Hendler in particular. This year, he launched the 2% Beer Initiative, exploring micro-strength versions of farmhouse ales, pilsners, British milds and even New England IPAs. He identifies each beer’s key metrics, including carbonation, bitterness and residual sweetness, then translates them into beers that are half the strength. He uses flavorful grains and intensifies a beer’s malt character and body through a brewing process called decoction.

“We want every spec to be the same, other than the alcohol,” he says.

Don’t expect to find these beers in the bargain bin. Jack’s Abby might use slightly less raw materials for its 2% beers, but making them requires extra procedures that add complexity to a brew day. “They’re not cheaper,” Hendler says.

Maintaining taste is essential, especially since low-alcohol beers can be perceived as cut-rate. “As a brewery, we’re very aware that people think that session beers are watered down,” says Notch’s Lohring. “They’re not. These beers are built from the ground up.”

Lohring founded Notch in 2010 on the notion of session beer, specializing in German lagers, Czech pilsners and other European beers that hover around 4% ABV. Beers in his Here Comes a Regular series go a couple steps lower, resting near 2.5% ABV. “I personally wanted a beer I could drink by the liter but have half the alcohol content,” he says.

I wish I said those words. I also dig drinking beer by the multiples, sometimes too much so. Like the world’s worst superhero villain, a fun midnight fast transforms into a static-brained 6 a.m. — the rise-and-grind hour for parents like me. Homeschooling with a hangover is a fresh form of 2020 hell.

Kyle Kohlmorgen understands the perils of parenting under the influence. Soon after his son Walter was born five years ago, he started homebrewing a snappy saison buoyed by rustic spelt and buckwheat, then seasoned with Sorachi Ace hops — lemon and dill delivering fragrant thrill to a little beer that sat slightly north of 3% ABV. “That was a way I could have more beers,” Kohlmorgen says.

The beer he’s describing is Buck, a mainstay at Wellspent Brewing Company, the brewery he founded in St. Louis in 2018. “We started the brewery with the intent to make mostly low-alcohol beers,” he says.

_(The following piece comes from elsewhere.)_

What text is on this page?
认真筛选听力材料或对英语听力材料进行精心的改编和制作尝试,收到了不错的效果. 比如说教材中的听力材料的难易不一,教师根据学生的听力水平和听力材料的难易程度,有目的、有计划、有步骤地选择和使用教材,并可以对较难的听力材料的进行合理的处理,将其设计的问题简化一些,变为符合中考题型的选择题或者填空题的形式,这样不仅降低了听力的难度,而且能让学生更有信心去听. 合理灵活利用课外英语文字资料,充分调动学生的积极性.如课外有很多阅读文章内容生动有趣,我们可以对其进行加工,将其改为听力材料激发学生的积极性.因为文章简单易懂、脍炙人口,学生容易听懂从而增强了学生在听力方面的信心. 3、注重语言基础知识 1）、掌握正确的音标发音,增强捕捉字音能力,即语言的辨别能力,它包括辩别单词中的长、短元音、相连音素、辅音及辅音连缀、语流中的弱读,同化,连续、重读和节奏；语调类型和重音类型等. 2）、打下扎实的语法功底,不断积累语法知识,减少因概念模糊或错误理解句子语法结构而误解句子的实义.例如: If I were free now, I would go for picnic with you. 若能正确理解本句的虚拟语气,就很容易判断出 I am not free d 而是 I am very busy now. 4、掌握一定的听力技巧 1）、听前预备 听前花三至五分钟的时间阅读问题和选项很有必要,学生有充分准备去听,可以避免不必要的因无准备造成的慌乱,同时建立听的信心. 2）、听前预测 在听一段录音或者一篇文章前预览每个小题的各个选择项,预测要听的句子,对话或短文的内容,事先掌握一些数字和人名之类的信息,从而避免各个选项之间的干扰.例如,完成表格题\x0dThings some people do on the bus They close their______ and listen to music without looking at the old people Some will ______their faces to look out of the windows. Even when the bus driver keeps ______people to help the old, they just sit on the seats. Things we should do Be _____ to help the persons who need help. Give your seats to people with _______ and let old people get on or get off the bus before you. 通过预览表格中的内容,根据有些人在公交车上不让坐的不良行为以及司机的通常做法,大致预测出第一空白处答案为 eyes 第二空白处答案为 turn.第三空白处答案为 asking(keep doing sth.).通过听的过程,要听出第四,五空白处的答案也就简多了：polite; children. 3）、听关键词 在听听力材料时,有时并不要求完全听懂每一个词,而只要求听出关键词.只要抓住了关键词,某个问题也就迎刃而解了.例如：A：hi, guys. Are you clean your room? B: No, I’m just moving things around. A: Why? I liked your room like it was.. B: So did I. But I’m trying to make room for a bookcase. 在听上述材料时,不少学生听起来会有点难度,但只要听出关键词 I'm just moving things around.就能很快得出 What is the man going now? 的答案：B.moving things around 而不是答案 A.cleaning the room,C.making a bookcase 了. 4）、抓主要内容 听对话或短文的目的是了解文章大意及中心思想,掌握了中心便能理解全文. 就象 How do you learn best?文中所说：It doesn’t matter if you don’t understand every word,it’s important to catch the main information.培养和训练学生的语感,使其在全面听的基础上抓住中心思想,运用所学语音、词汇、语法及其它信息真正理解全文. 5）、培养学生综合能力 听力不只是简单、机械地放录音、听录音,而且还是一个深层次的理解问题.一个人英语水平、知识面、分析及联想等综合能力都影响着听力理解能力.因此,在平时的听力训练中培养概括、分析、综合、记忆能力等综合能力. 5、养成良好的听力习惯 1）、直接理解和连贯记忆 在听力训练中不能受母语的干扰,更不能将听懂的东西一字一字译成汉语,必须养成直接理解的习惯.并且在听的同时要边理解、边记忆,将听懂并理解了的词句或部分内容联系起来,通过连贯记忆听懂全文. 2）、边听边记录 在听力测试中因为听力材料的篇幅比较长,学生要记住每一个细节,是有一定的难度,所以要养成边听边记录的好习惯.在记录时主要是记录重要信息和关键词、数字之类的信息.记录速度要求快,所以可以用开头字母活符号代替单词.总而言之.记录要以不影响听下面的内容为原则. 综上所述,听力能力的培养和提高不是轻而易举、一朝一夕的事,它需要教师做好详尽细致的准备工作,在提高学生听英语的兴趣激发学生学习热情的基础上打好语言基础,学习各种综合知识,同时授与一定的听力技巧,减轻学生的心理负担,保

Making low-alcohol beers is a return to tradition. Look at England in the late 1800s and early 1900s, where the light dinner ale, or family ale, offered a moderate option for imbibing. “It was considered a very genteel way of drinking,” says Garrett Oliver, the brewmaster at Brooklyn Brewery. “The modern family man would be at home drinking a light dinner ale.”

Over the past several decades, Oliver has constantly explored the idea of “a little bit, not too much.” He’s brewed a dry Irish stout called Black Light, a featherweight at 2.5%, and the unfiltered Half Ale, a 3.4% saison. Now he fills his fridge with the bright and affable Halfling, the brewery’s new 3.5% pilsner. It matches taste to utility.

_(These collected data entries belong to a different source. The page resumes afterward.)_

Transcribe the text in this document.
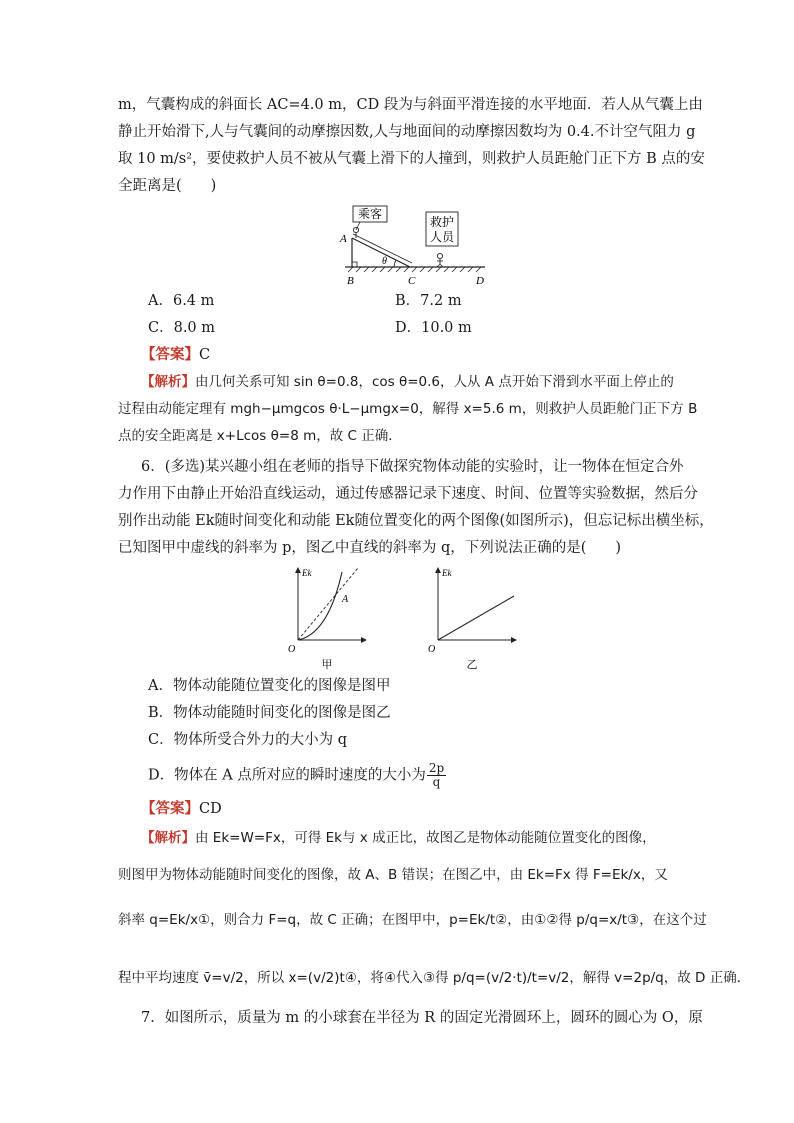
m，气囊构成的斜面长 AC=4.0 m，CD 段为与斜面平滑连接的水平地面．若人从气囊上由
静止开始滑下,人与气囊间的动摩擦因数,人与地面间的动摩擦因数均为 0.4.不计空气阻力 g
取 10 m/s²，要使救护人员不被从气囊上滑下的人撞到，则救护人员距舱门正下方 B 点的安
全距离是(　　)
乘客
救护
人员
θ
A
B	C	D
A．6.4 m	B．7.2 m
C．8.0 m	D．10.0 m
【答案】C
【解析】由几何关系可知 sin θ=0.8，cos θ=0.6，人从 A 点开始下滑到水平面上停止的
过程由动能定理有 mgh−μmgcos θ·L−μmgx=0，解得 x=5.6 m，则救护人员距舱门正下方 B
点的安全距离是 x+Lcos θ=8 m，故 C 正确．
6．(多选)某兴趣小组在老师的指导下做探究物体动能的实验时，让一物体在恒定合外
力作用下由静止开始沿直线运动，通过传感器记录下速度、时间、位置等实验数据，然后分
别作出动能 Ek随时间变化和动能 Ek随位置变化的两个图像(如图所示)，但忘记标出横坐标，
已知图甲中虚线的斜率为 p，图乙中直线的斜率为 q，下列说法正确的是(　　)
Ek
O
A
甲
Ek
O
乙
A．物体动能随位置变化的图像是图甲
B．物体动能随时间变化的图像是图乙
C．物体所受合外力的大小为 q
D．物体在 A 点所对应的瞬时速度的大小为 $\frac{2p}{q}$
【答案】CD
【解析】由 Ek=W=Fx，可得 Ek与 x 成正比，故图乙是物体动能随位置变化的图像，
则图甲为物体动能随时间变化的图像，故 A、B 错误；在图乙中，由 Ek=Fx 得 F=Ek/x，又
斜率 q=Ek/x①，则合力 F=q，故 C 正确；在图甲中，p=Ek/t②，由①②得 p/q=x/t③，在这个过
程中平均速度 v̄=v/2，所以 x=(v/2)t④，将④代入③得 p/q=(v/2·t)/t=v/2，解得 v=2p/q，故 D 正确．
7．如图所示，质量为 m 的小球套在半径为 R 的固定光滑圆环上，圆环的圆心为 O，原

“If I’m having friends over and we’re planning on drinking other things, we start off with Halfling,” he says. “It’s kind of a holding pattern.” Science supports that statement. The human body can process around one standard drink per hour, averaging out to a 12-ounce serving of 5% beer. Tip back more beer, and you’ll start to get tipsy. “You have a certain limit of processing power,” Oliver says.

Dropping alcohol lets these beers reach stomachs during different occasions and times. “I see an opportunity for low-ABV beers to be another option in consumers’ craft drinking experience,” says Goose Island R&D brewer Quinn Fuechsl, who helped create the citrusy So-Lo. It upgrades the session IPAs by boosting the body (thanks, oats!) while lowering the alcohol to 3%, ideal for when “you want to taste a beer, but not feel a beer,” Fuechsl says.

For its part, Bungalow by Middle Brow is canning By Day beer with an eye toward the work-from-home crowd. After spending the morning Zooming, Slacking and emailing, folks can pop by the brewpub for takeout sandwiches, chips and, hey, a few 2% beers too. “It’s something they can drink and then get right back to computer work,” Ternes says. “Sometimes you just want a little more than a LaCroix.”